Detroit in Sorry to Bother You (2018)

Written and directed by the surrealist and uncompromising satire, this is also the most energetic debut feature film in recent memory Boots Riley‘s Sorry to bother you is unlike anything you have ever seen and likely ever will see. Set in a dystopian contemporary Oakland all too similar to ours, it follows the ill-fated Cassius Green (LaKeith Stanfield) who takes on a telemarketing gig to make ends meet. When he discovers he possesses a skill that can help him achieve personal and professional success, he is thrown into a world where greed rules everything. A crucial counterweight to Cassius is Thompson’s Detroit, an artist who also works as a sign spinner. Not only does the character have the best earrings of any film of all time, but he also cuts out and challenges Cassius as he begins to become corrupted. As Riley has said, they and all of the characters represent the different parts of him that he has been throughout his life. The result is a character who, even as a supporting actor, advances the story to interesting new points in the shortest of moments. One art installation scene in particular is weird but silly in the best possible way and a standout moment in the film.


Sylvie in Sylvie’s Love (2020)

A richly textured film about love and the enduring ways it can take over your life, Sylvie’s love is the kind of work that will knock you off your feet as her story unfolds. Written and directed with a passionate eye by Eugene Ashe, he follows two young people who meet in the 1950s and are changed forever by the encounter. The titular Sylvie (Thompson) works in her father’s record store but aspires to work in television. Robert (Nnamdi Asomugha) is an aspiring saxophonist looking to break into the world of music. Both begin a cautious flirtation that turns into a passionate love, complicated by their respective lives and situations that threaten to separate them. Shot on beautiful Super 16mm that brings every single frame to life, it’s a film that thrives on the charm of its protagonists and the dynamic environments they inhabit. Thompson in particular shines once again, capturing the character’s nuances as she attempts to build a future for herself with a compassionate touch. When it all comes together, you will be glad to have been drawn into his fully realized world.

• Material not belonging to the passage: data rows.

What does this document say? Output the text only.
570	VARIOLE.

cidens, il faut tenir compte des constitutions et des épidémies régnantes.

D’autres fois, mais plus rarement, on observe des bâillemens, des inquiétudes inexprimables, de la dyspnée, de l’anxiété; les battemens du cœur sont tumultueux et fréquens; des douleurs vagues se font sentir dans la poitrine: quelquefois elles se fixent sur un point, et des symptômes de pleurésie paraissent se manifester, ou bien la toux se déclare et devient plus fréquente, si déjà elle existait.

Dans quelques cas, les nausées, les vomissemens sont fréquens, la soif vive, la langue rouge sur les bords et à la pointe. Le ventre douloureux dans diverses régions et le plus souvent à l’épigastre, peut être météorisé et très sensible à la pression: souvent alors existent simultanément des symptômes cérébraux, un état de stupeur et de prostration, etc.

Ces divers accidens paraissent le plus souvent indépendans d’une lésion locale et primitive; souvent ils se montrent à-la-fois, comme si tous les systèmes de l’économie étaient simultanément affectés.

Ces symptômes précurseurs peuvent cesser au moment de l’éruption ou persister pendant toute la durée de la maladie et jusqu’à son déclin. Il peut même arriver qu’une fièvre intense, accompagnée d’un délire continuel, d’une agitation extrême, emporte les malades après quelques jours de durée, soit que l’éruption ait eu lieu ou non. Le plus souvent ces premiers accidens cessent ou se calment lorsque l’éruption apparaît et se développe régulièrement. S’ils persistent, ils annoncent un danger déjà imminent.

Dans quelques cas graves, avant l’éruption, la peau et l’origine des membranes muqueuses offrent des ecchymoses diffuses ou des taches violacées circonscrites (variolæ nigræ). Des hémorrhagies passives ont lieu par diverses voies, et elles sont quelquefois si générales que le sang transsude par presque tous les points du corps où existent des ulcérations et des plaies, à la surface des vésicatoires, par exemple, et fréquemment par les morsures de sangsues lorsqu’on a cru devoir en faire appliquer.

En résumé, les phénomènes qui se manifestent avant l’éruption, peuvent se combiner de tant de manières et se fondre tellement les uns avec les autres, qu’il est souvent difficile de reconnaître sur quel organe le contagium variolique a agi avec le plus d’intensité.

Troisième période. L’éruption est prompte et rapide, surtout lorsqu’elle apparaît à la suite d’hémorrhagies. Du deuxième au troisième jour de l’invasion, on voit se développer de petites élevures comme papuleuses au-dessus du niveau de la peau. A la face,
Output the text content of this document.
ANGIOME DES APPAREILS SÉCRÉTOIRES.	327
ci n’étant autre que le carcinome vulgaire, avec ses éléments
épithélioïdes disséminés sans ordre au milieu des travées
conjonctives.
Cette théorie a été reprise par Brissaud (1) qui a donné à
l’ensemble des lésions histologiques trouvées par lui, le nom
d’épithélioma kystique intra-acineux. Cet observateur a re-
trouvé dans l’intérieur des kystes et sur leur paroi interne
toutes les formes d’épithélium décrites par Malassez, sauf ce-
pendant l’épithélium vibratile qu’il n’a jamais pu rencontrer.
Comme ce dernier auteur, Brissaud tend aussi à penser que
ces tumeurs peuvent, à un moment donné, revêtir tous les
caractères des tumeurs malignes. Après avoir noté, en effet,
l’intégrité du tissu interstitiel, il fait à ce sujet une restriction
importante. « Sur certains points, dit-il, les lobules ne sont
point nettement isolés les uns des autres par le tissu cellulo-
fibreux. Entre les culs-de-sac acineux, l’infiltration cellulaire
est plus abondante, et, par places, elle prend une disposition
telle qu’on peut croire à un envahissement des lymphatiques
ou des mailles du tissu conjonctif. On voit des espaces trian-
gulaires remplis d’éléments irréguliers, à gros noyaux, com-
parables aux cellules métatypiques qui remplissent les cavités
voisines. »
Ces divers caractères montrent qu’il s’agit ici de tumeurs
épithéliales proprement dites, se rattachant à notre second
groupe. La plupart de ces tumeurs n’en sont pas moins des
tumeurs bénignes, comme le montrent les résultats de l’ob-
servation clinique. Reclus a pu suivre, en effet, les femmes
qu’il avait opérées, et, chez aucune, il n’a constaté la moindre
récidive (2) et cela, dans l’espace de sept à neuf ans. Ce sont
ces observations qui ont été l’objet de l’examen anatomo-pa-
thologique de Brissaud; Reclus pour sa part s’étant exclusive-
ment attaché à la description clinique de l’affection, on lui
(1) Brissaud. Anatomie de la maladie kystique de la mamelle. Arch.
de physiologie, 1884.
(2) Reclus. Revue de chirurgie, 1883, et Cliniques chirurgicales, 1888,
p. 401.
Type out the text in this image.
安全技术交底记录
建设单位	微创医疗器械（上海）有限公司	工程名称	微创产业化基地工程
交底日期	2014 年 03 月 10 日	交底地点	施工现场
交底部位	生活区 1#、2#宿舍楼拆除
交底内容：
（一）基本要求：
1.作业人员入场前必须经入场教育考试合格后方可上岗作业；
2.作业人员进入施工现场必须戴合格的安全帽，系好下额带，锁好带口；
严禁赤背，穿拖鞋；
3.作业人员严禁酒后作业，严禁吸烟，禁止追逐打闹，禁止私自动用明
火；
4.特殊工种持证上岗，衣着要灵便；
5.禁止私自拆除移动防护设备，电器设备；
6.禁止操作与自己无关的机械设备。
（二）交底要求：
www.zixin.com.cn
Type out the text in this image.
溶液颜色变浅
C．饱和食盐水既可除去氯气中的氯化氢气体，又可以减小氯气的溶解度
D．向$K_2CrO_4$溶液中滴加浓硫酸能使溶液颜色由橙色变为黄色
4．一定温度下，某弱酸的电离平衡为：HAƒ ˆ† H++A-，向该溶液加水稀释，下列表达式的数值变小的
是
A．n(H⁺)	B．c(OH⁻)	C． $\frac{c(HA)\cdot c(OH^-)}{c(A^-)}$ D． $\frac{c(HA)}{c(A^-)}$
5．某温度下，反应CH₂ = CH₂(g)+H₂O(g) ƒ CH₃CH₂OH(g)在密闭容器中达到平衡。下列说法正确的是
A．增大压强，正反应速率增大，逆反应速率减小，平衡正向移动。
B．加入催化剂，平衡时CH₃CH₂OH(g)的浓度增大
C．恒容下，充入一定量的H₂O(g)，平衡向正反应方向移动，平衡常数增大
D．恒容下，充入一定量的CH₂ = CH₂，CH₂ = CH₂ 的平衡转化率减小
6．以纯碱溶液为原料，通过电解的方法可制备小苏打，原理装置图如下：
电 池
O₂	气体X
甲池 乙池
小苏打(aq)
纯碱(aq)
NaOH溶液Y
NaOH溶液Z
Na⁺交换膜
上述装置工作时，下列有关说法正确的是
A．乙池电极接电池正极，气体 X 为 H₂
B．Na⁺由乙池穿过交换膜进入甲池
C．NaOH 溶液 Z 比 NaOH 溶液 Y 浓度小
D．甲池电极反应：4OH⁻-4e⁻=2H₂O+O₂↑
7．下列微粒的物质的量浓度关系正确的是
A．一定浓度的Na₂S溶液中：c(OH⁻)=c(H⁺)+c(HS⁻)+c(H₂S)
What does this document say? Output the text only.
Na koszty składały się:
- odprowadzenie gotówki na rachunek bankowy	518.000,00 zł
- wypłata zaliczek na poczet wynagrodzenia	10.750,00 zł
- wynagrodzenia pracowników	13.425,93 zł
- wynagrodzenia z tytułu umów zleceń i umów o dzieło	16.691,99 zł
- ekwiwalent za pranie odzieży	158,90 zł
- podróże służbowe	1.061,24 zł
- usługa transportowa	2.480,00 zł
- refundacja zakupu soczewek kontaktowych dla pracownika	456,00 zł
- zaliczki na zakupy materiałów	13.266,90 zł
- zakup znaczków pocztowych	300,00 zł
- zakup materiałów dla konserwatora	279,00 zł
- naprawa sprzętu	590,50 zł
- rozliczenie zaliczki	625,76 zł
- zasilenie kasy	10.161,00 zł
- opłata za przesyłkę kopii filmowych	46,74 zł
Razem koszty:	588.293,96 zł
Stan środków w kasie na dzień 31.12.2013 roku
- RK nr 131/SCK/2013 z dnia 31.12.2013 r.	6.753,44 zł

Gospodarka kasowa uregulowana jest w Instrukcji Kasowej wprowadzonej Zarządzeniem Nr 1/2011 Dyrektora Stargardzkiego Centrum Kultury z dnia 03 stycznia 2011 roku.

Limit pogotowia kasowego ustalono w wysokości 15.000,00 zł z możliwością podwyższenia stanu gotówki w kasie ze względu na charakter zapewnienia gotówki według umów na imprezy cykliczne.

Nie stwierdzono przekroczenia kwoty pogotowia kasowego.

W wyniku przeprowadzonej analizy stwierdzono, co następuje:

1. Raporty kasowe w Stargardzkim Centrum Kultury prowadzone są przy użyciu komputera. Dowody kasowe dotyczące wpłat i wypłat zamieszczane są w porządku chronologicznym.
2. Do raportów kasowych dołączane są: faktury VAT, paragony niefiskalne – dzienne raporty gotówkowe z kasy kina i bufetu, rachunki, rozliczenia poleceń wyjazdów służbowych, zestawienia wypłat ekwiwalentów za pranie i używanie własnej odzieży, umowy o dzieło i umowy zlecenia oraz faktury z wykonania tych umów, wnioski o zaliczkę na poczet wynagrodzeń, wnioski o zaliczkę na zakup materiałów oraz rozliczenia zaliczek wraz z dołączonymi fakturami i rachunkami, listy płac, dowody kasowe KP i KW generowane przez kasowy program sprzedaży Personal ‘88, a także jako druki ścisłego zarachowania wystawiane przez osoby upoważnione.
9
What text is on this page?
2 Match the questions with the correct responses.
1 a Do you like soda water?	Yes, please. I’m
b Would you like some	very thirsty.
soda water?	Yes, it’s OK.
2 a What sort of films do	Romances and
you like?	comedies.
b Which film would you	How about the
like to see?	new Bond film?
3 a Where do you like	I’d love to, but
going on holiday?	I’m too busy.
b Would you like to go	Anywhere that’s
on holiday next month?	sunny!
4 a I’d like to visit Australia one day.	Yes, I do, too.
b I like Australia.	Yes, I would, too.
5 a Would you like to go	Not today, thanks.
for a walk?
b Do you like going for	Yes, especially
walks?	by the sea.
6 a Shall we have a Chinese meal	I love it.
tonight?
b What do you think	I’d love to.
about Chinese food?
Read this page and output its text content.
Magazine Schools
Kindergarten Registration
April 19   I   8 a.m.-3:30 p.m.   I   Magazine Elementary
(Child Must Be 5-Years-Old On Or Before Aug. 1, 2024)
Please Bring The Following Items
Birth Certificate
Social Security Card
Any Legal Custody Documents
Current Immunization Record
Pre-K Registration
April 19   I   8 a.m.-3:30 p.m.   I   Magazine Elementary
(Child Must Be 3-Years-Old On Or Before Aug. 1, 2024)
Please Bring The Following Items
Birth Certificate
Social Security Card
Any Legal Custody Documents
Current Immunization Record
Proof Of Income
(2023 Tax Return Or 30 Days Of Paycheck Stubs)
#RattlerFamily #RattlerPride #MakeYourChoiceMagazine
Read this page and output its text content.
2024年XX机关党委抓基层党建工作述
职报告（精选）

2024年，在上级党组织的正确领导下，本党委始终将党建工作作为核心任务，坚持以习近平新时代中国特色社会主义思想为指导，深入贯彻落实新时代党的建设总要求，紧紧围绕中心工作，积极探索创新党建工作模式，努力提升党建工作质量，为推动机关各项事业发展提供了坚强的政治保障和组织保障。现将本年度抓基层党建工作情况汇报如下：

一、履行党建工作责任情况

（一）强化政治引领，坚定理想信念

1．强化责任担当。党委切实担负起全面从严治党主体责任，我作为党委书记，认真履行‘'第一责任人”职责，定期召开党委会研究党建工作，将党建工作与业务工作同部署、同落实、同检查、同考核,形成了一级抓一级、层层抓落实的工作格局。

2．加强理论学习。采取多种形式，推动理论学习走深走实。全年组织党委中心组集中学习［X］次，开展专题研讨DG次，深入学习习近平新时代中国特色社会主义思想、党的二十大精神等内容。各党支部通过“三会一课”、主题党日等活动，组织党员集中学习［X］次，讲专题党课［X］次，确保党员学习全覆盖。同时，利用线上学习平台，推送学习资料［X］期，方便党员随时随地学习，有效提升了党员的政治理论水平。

Valkyrie in Thor: Ragnarok (2017)

While the new Thor isn’t nearly as good as what came before for the God of Thunder, Thor: Ragnarok yet there remains a roaring good time that makes you forget the last misstep. Seeing Thompson make his debut as a Valkyrie who tries to get drunk off her ship and fall before getting back up is still the best performance of a superhero the series has ever done. As we learn more about her character and the past she carries with her, Thompson tactilely hits the right comedic notes that hide her greater trauma. The way she carries herself gives the character a clear sense of strength and street smarts, making every scene she takes part in endlessly entertaining. When things really get going towards the end when she struts into battle with fireworks behind her, you can’t help but be amazed by the sheer appeal she brings to the role. Sure, there are plenty of other funny moments, but it’s Thompson who completely steals the show.